Lightning sure to win the psychological battle Add to ...

The official conclusion of hockey season in Quebec is typically marked when the Habs are eliminated.

Not this year.

The Tampa Bay Lightning, envied by some around these parts as the team that Montreal could have had with a canny trade or two, have become Quebec's team.

All the major media organizations have sent reporters and columnists to cover the series with Washington, the games are being broadcast in French, and there is considerable buzz among sports fans in Montreal and beyond about Vincent Lecavalier, Martin St.
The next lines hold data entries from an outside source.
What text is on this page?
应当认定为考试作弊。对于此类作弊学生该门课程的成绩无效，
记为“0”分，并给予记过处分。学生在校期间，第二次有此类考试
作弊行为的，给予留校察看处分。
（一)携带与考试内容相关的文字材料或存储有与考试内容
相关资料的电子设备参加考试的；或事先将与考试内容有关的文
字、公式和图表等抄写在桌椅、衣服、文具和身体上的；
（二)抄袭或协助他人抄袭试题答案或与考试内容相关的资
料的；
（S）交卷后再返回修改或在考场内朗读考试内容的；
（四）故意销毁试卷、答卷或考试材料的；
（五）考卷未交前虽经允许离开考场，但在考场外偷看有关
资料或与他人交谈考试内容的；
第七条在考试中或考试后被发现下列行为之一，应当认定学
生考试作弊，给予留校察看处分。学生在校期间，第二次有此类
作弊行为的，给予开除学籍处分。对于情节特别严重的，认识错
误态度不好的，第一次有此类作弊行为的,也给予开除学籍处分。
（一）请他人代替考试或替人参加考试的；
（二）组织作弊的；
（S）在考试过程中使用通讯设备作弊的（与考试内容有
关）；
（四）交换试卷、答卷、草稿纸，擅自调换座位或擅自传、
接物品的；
Louis and the rest of coach Guy Boucher's squad.

Because this is, above all, a Boucher team.

The Dutch humanist Erasmus said that in the country of the blind the one-eyed man is king, so surely it follows that in a universe of head games, the guy with the masters degree in head-shrinking is going to come out on top, no?

And this has been the playoffs of nailin' 'em right in the mind, as one of the Hanson brothers memorably remarked.
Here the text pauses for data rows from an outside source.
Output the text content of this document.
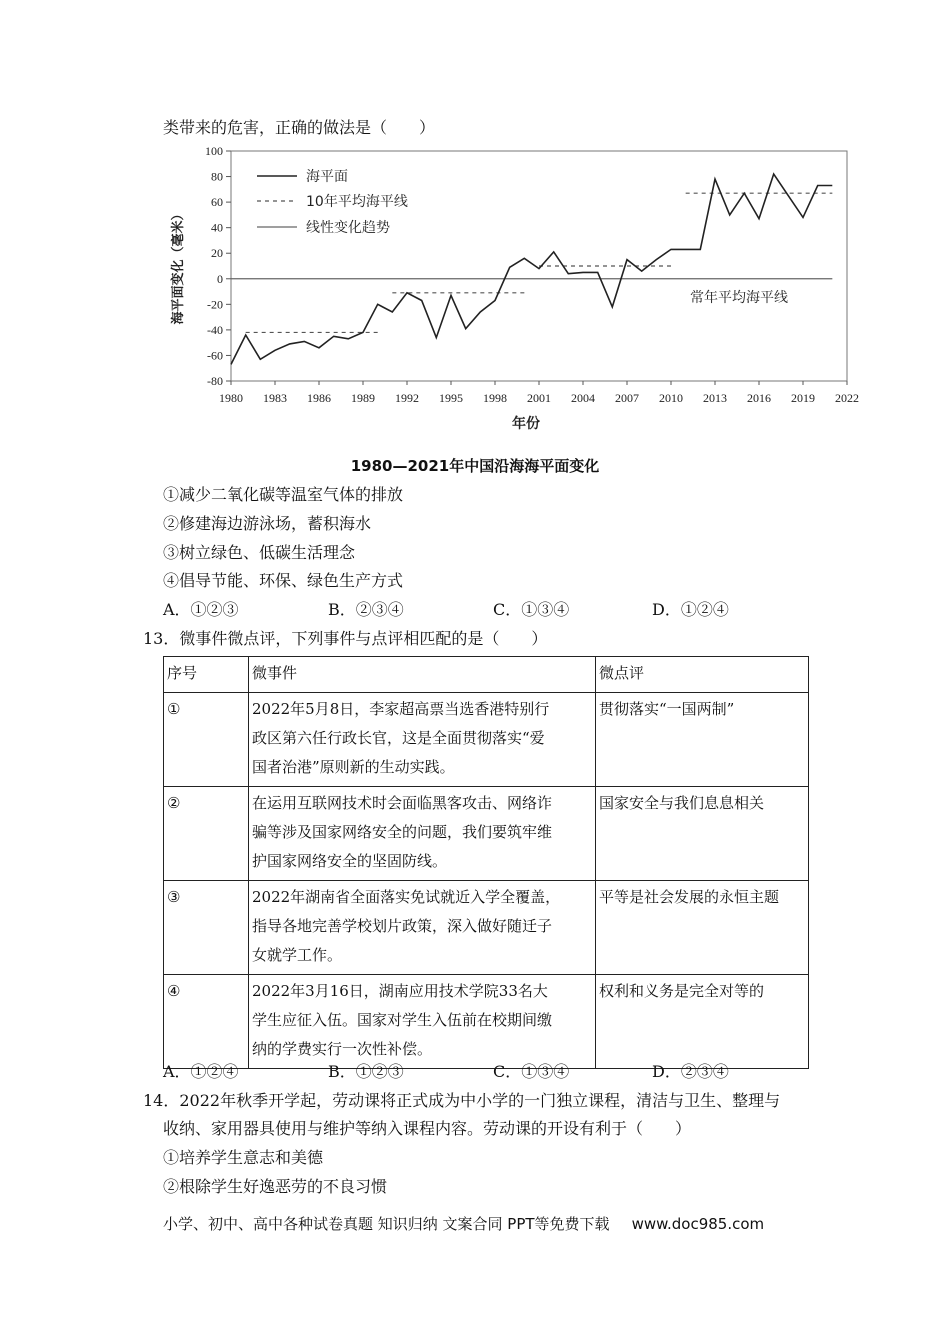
类带来的危害，正确的做法是（　　）
100
80
60
40
20
0
-20
-40
-60
-80
1980 1983 1986 1989 1992 1995 1998 2001 2004 2007 2010 2013 2016 2019 2022
常年平均海平线
海平面
10年平均海平线
线性变化趋势
年份
海平面变化（毫米）
1980—2021年中国沿海海平面变化
①减少二氧化碳等温室气体的排放
②修建海边游泳场，蓄积海水
③树立绿色、低碳生活理念
④倡导节能、环保、绿色生产方式
A．①②③	B．②③④	C．①③④	D．①②④
13．微事件微点评，下列事件与点评相匹配的是（　　）
序号	微事件	微点评
①	2022年5月8日，李家超高票当选香港特别行
政区第六任行政长官，这是全面贯彻落实“爱
国者治港”原则新的生动实践。	贯彻落实“一国两制”
②	在运用互联网技术时会面临黑客攻击、网络诈
骗等涉及国家网络安全的问题，我们要筑牢维
护国家网络安全的坚固防线。	国家安全与我们息息相关
③	2022年湖南省全面落实免试就近入学全覆盖，
指导各地完善学校划片政策，深入做好随迁子
女就学工作。	平等是社会发展的永恒主题
④	2022年3月16日，湖南应用技术学院33名大
学生应征入伍。国家对学生入伍前在校期间缴
纳的学费实行一次性补偿。	权利和义务是完全对等的
A．①②④	B．①②③	C．①③④	D．②③④
14．2022年秋季开学起，劳动课将正式成为中小学的一门独立课程，清洁与卫生、整理与
收纳、家用器具使用与维护等纳入课程内容。劳动课的开设有利于（　　）
①培养学生意志和美德
②根除学生好逸恶劳的不良习惯
小学、初中、高中各种试卷真题 知识归纳 文案合同 PPT等免费下载 www.doc985.com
From Mark Recchi saying the pressure was on the Montreal Canadiens when Boston came into town facing an 0-2 deficit, to Mike Gillis ragging on the refs (and Nashville's like-for-like retort on Tuesday), to Pete Laviolette saying the pressure is now on Boston (what, is there a manual that specifies that's the terminology to use when your team is down 0-2?)

Not to forget Boucher's David-versus-Goliath line at the outset of the Washington series.

Boucher was snubbed as a finalist for the Jack Adams trophy for coach of the year - an egregious oversight considering that in his first NHL coaching gig he has brought the Lightning from bottom-feeder to finishing within four points of conference-leading Washington.

But ask his players and they'll tell you his greatest asset is his meticulous and demanding approach and his ability to get the most out of each of them - the sports psychologist is an expert at getting people to want to play their best for him.

So Ovie can carry on all he wants with his this-isn't-overs and his we're-gonna-wins, the fact is none of that mental gamesmanship is going to hold any truck with the rather intense-looking guy behind the other bench.

It's not like the Caps haven't demonstrated a little fragility between the ears when confronted with a relentless foe and a hot goalie. Add in the fact that Lecavalier seems to be back to his fearsome best, that Steven Stamkos is scoring for fun again, and suddenly that rickety defence doesn't look like such a huge problem any more.

Maybe Washington comes out like gangbusters and staves off elimination Wednesday. But the psychological battle, and the series, will surely be Tampa's.